En esta obra, David Nevo concibe la evaluación en el centro docente como una
combinación compuesta por la evaluación interna y la evaluación externa. En un
centro educativo, la evaluación es llevaba a cabo por los mismos miembros del
centro. Y una evaluación externa, es realizada por agentes externos.
Cada tipo de evaluación tiene sus
ventajas y desventajas. El evaluador interno conoce el contexto local del
centro y facilita la puesta en marcha de las recomendaciones. Pero una
evaluación interna la objetividad del evaluador es más baja que en la del
externo. En ambas formas de
evaluación se pueden diferenciar dos tipos: la evaluación formativa está
destinada a proporcionar información para la mejora; la evaluación sumativa está destinada para
proporcionar información para delimitar responsabilidades.
En Ministerio de educación israelí
llevó a cabo un proyecto de desarrollar un proyecto de evaluación en el que se
integra la evaluación externa y la evaluación interna. Se trata de un proyecto
centralizado en el que se ejecutaban estrategias de evaluación en los centros
educativos, coordinados por el Ministerio de Educación. El proyecto estaba
formado por cuatro fases.
La primera fase es una formación para los directores
y los profesores de los centros que decidan participar. La segunda fase, se
establecen grupos de evaluadores formados por los profesores del centro. Estos
profesores que forman parte del grupo evaluador, son ayudados por el tutor
externo del trabajo.
La tercera fase el equipo de evaluación se institucionaliza
como componente de la estructura del centro. Los evaluadores van rotando, para
que participen nuevos profesores. En la cuarta fase, el evaluador externo es
una persona que forma parte de la autoridad educativa regional o nacional.
Si la evaluación educativa se define como una
actividad sistemática que utiliza información para describir los objetos
educativos y juzgar su mérito o su valía. Entonces se entiende que la
evaluación es un proceso sistemático que aplica principios, métodos e
instrumentos. Es necesario que los profesores, que participen en el proceso de
evaluación, conozcan técnicas e instrumentos.
Los alumnos y sus resultados no son los únicos
objetos de la evaluación. Se deben evaluar los programas, los proyectos, los
materiales de instrucción, los profesores y el personal, el alumnado, y el
centro en su conjunto.
En cada proceso evaluado, deben analizarse las metas
del objeto, sus estrategias y planes, el proceso de su puesta en práctica, y
los resultados y el impacto que produce.
La evaluación formativa proporciona información de
mejora, pero en ocasiones se ha establecido como una alternativa a la
evaluación sumativa, y de esta forma se evita las demandas de responsabilidad.
Al hacer una evaluación es imposible no ser
subjetivo.

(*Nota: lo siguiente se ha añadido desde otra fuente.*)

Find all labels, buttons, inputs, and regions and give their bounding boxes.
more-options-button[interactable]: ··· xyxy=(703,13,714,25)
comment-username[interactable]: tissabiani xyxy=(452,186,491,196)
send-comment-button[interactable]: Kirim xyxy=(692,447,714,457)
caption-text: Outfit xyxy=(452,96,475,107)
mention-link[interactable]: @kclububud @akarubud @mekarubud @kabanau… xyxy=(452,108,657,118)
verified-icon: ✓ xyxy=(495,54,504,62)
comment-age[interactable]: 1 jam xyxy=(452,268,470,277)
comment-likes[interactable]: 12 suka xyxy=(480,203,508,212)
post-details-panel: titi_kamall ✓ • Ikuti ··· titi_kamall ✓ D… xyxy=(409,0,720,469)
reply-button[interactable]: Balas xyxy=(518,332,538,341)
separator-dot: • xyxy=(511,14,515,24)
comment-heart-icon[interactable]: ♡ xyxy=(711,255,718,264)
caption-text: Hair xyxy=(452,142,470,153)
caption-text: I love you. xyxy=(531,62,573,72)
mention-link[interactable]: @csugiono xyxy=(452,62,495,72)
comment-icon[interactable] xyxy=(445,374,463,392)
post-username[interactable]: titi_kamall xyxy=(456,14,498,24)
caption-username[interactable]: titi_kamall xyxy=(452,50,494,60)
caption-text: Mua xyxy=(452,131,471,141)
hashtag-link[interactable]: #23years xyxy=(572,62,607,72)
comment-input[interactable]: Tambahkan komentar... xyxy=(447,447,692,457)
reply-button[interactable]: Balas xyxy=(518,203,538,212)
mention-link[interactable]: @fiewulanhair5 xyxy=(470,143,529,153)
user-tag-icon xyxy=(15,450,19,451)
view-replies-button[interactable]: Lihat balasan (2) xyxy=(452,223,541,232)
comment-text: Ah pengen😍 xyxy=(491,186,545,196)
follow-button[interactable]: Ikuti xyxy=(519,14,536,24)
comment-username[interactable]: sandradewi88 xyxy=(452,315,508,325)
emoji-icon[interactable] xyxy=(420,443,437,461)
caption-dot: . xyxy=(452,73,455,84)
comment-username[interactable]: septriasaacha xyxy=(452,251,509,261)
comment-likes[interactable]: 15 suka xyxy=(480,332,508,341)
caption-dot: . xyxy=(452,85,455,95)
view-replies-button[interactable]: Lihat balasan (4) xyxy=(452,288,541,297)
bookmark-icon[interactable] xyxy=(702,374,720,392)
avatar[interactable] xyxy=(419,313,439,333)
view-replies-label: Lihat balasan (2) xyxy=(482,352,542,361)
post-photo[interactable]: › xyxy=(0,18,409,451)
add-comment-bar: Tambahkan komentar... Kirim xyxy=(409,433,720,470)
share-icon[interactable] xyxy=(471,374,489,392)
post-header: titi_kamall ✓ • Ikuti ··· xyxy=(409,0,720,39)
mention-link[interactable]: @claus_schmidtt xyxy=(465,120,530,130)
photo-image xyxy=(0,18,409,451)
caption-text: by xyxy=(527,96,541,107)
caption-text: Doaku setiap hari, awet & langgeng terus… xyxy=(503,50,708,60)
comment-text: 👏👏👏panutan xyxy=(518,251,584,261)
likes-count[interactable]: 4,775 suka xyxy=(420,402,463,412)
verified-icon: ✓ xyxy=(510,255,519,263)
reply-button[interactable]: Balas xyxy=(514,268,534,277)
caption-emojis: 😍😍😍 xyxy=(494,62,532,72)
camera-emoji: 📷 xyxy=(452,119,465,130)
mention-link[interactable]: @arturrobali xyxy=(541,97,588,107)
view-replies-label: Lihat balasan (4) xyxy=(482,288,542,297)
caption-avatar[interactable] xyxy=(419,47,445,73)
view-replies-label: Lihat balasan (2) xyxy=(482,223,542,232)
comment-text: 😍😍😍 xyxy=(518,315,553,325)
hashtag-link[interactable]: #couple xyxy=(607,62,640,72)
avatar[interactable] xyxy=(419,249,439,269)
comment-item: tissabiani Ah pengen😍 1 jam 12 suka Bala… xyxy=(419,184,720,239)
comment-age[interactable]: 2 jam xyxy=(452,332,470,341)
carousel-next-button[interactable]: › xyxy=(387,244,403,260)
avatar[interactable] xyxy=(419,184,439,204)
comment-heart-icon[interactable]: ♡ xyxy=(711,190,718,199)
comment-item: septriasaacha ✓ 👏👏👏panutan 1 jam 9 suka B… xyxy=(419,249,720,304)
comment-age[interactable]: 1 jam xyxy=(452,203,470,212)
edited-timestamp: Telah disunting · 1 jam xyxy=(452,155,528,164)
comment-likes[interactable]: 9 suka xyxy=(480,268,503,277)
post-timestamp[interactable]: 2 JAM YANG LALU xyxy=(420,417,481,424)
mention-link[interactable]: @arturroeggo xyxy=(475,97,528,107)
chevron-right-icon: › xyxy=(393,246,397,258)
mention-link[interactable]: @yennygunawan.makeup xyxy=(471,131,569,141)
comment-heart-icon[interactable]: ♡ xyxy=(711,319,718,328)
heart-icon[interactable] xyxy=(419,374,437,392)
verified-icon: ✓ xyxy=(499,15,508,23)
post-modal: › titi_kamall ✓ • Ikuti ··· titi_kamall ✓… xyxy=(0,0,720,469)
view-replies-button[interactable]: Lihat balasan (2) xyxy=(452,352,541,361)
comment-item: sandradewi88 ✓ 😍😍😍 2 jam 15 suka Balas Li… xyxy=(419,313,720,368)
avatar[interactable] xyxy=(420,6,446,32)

Pero eso no quiere decir que sea arbitrario. Ese juicio de valor
debe hacerse teniendo en cuenta: responder a las necesidades identificadas de
las poblaciones actuales y potenciales de la escuela, conseguir los objetivos,
ideales y valores sociales nacionales, satisfacer los estándares y las normas
acordados, superar objetos alternativos, y conseguir los objetivos establecidos
por el propio objeto de la evaluación.
Introducir un evaluador interno ajeno al personal
docente, permite que su trabajo únicamente consista en llevar a cabo la
evaluación, pero también conlleva una serie de inconvenientes. Desde que el
evaluador puede ser considerado como una amenaza al ser una persona ajena, que
los profesores no se sumen a la experiencia de la evaluación, que el evaluador
tarde en conocer el contexto del centro, la dificultad de que la autoridades
educativas creen ese puesto específico.
Los evaluadores prácticos necesitan herramientas de
evaluación fáciles de manejar y que tengan como complejas interpretaciones. Los
evaluadores aprenden mediante la práctica. Es la mejor manera de aprender a
utilizar las herramientas de evaluación. El objetivo no es enseñarles cómo
evaluar, sino en qué consiste la evaluación de los centros docentes.
La evaluación debe ser entendida como la base del
diálogo entre centros, profesores y directores, y el resto del sistema
educativo y de la sociedad en general.